On the economic front, the Federal Reserve has been leading the way, and the
administration and Congress have been protecting the rear. They are slashing
interest rates again and again and again. They are promoting new plans to stimulate
the economy and assist those who are finding it more and more difficult to finance
their mortgages, make payments on their credit cards, and even fill their car's
And then there have been several "creative" efforts by the Fed to
provide new sources of liquidity for troubled American banks.
But coming up with new fiscal rescue plans by the federal government
paid by the same American taxpayer who is enduring the current economic pains
and printing more and more money do not seem to provide the needed "containment."
Instead, they are igniting inflationary pressures and putting more downward
pressure on the U.S. dollar, whose value has been declining as investors have
been pulling money out of the U.S.
And there are no signs that the banks and the other financial institutions
are ready to provide new credit to business and consumers. If anything, they
seem to be in panic.
Indeed, if the visit by President Ahmadinejad to Iraq made it clear that America
is failing to secure its position in the Middle East, last week's emergency
rescue of Bear Stearns, one of Wall Street's respected financial institutions,
by J.P. Morgan and the Federal Reserve demonstrated that the credit crisis is
spreading to the broader economy and could threaten the U.S. financial system.
Last Friday, Bear Stearns' stock was worth $30 a share. By Monday, rival bank
J.P. Morgan Chase reached a deal to buy the troubled firm for $236 million,
or just $2 a share.
And there is a point the Arab oil fields in which America's strategic
woes in the Middle East are intersecting with its growing economic problems.
Hence the humiliating images of President George W. Bush and now Vice
President Dick Cheney, who is in the Middle East pleading with the Arab
oil sheiks to please try to keep those energy prices down.
But the oil producers in the Middle East whose economies are suffering
from inflation because of the weak U.S. dollar to which their currencies are
tied while their sovereign wealth funds have been keeping alive several distressed
U.S. financial institutions are reminding their American guests that
the resurgence of Iran is the direct result of the U.S. ousting of Saddam Hussein
in Iraq.
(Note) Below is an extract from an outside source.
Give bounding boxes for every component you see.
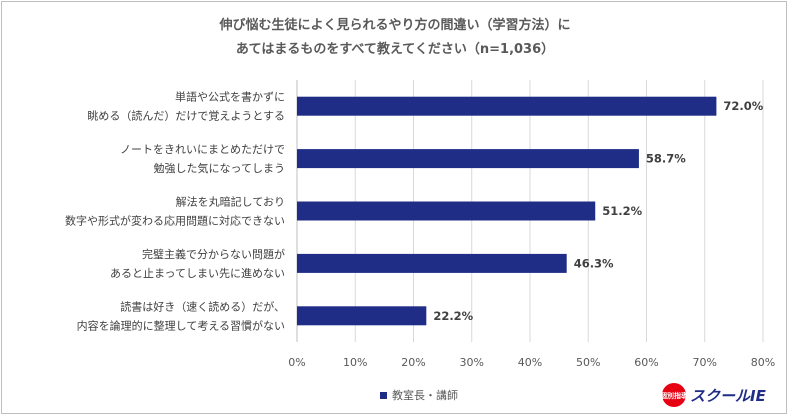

And its current economic problems are the outcome of the mismanagement
of U.S. monetary and fiscal policies.
This reality also reveals the constraints operating on the dual American containment
policies in the Middle East and the financial markets. Officials in Washington
are aware that the threat of using American military force against Iran is not
credible under the current tight economic conditions, in particular, rising
energy prices. But the continuing costly U.S. military intervention in the Middle
East also makes it difficult to put America's economic house in order.
It is clear therefore that the next U.S. president will have to find a way
to go beyond military surges and economic bailouts, which tend to be both expansive
and futile, and readjust U.S. global strategy and economic policies in accordance
with the changing realities of American power.